I never related to it. I was too postmodern for my own good.
Too caught up in the gender critiques of social institutions that perpetuated gender roles and oppressed diversity and difference.
If marriage is not about the individual, what the hell was it about?
And then I realized that I too want to get married.
For the very first time, the idea of marriage appealed to me in itself, regardless of who is involved in this arrangement.
My take on marriage was pretty pragmatic. Same-sex couples need a recognized legal arrangement that would guarantee their rights and honor whatever commitments they choose to take.
I saw that marriage, in the traditional white gown sense was a needless conformity for a group of minority social outcasts.

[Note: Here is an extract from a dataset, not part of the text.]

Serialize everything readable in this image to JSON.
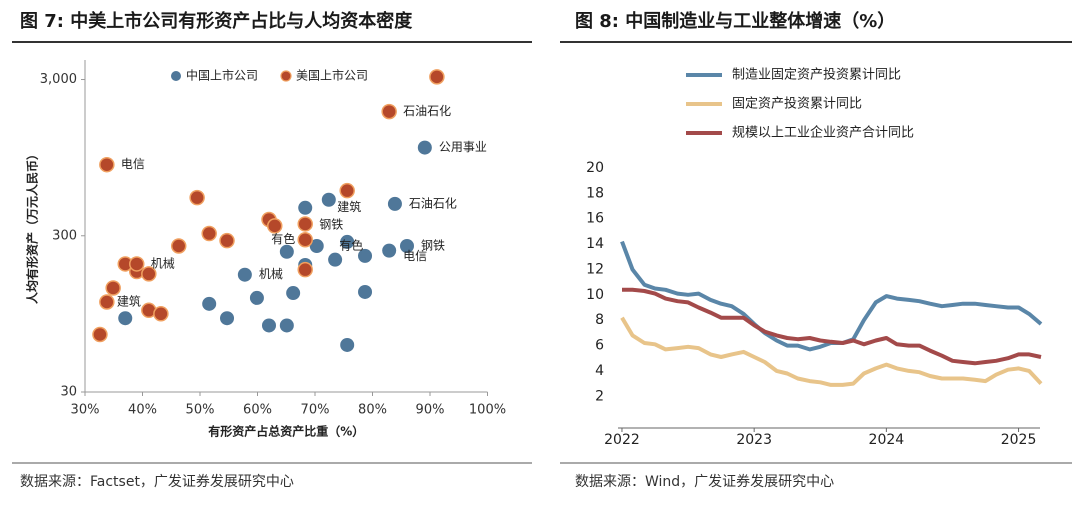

Who gives a shit about a wedding party as long as you have legal and civil rights like heterosexual couples?
Yet Kiki and me, over countless, brief moments of introspection and self-reflection realized that yes it would be nice to have this man, bend on one knee and say, 'will you marry me?'
Not the usual catchphrases we get, 'I never sleep with the same guy twice', 'I love sex and I love sex with different people', 'I am fucking hot and you are fucking lucky to have me', 'I don't do Egyptians', 'I don't do queens', 'No fats, No fems',.....etc and the list goes on.
And there are all kinds of explanations and philosophical rationalizations for these statements.

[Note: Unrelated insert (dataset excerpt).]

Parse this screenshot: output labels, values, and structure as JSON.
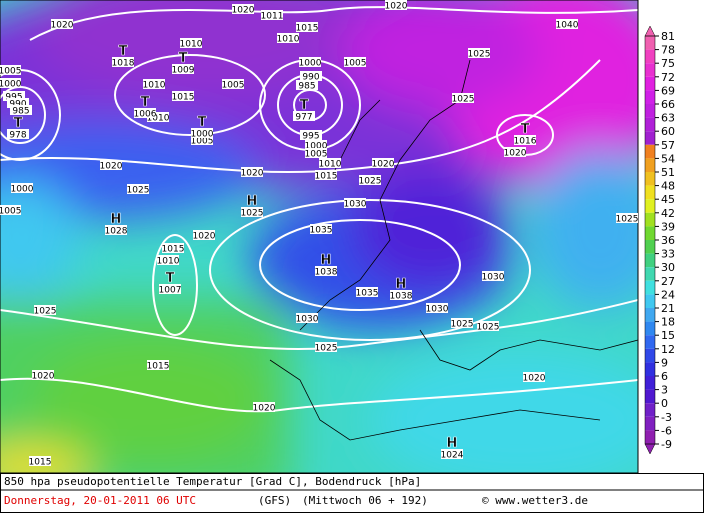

And sometimes not so philosophical.
The one I hear the most, is 'gay men are naturally promiscuous'.
And that is supposed to excuse everything.
While monogamy is the issue of the hour everywhere now, I don't give two figs about long-term, or how many people one gets involved with.
But once involved I have serious problem honoring this bond. I am pretty old fashioned in this sense. Give your word to someone and don't go back on it. And if you will, then say you will.
And while I would never be seen in white gown walking down the aisle, I would sure as hell not mind being seen striding in a black Karen Millen dress!

Comments

Ice Queer said…
I believe that homosexual relationships have very different dynamics from the hetero ones, why we(gays) always try 2 comprmise our relations to be hetero-like? I know I've commitment issues, i know that my only long term relationship was with a spy who used to be drug dealer but i still believe that we r different from str8s so normally our relations might be different aswell!
Anonymous said…
Personally, i believe the problem lies in thinking about the issue, i mean if u find someone you really love, you naturally stick to him/her and prefer his/her company on others', but if you need a "vow" to make you continue doing that then where's the sense? you'll end up being and making your partner miserable for no reason.
"Loving one who loves you
And then taking that vow
Its nice work if you can get it
And if you get it, wont you tell me how?"
Ice Queer said…
Lol who said that I tolerate cheating? All I'm saying that we shouldn't compare our relationships to the hetero ones, i'm not talking about the basic stones(loyality, monogamy...etc) of a healthy relationship!
Moses said…
I'm totally with Anonymous on this one, its too easy to blame character flaws on sexuality. The truth is if you wanted to be faithful you would be. Its a commitment and an effort, because monogamy is not natural - we're animals and testosterone driven worst of all. Still we make that kind of human commitment because we can and because its human, and because some things are worth sacrificing for.

I'm on no high horse, and I am still to find that someone worth sacrificing my animalism for.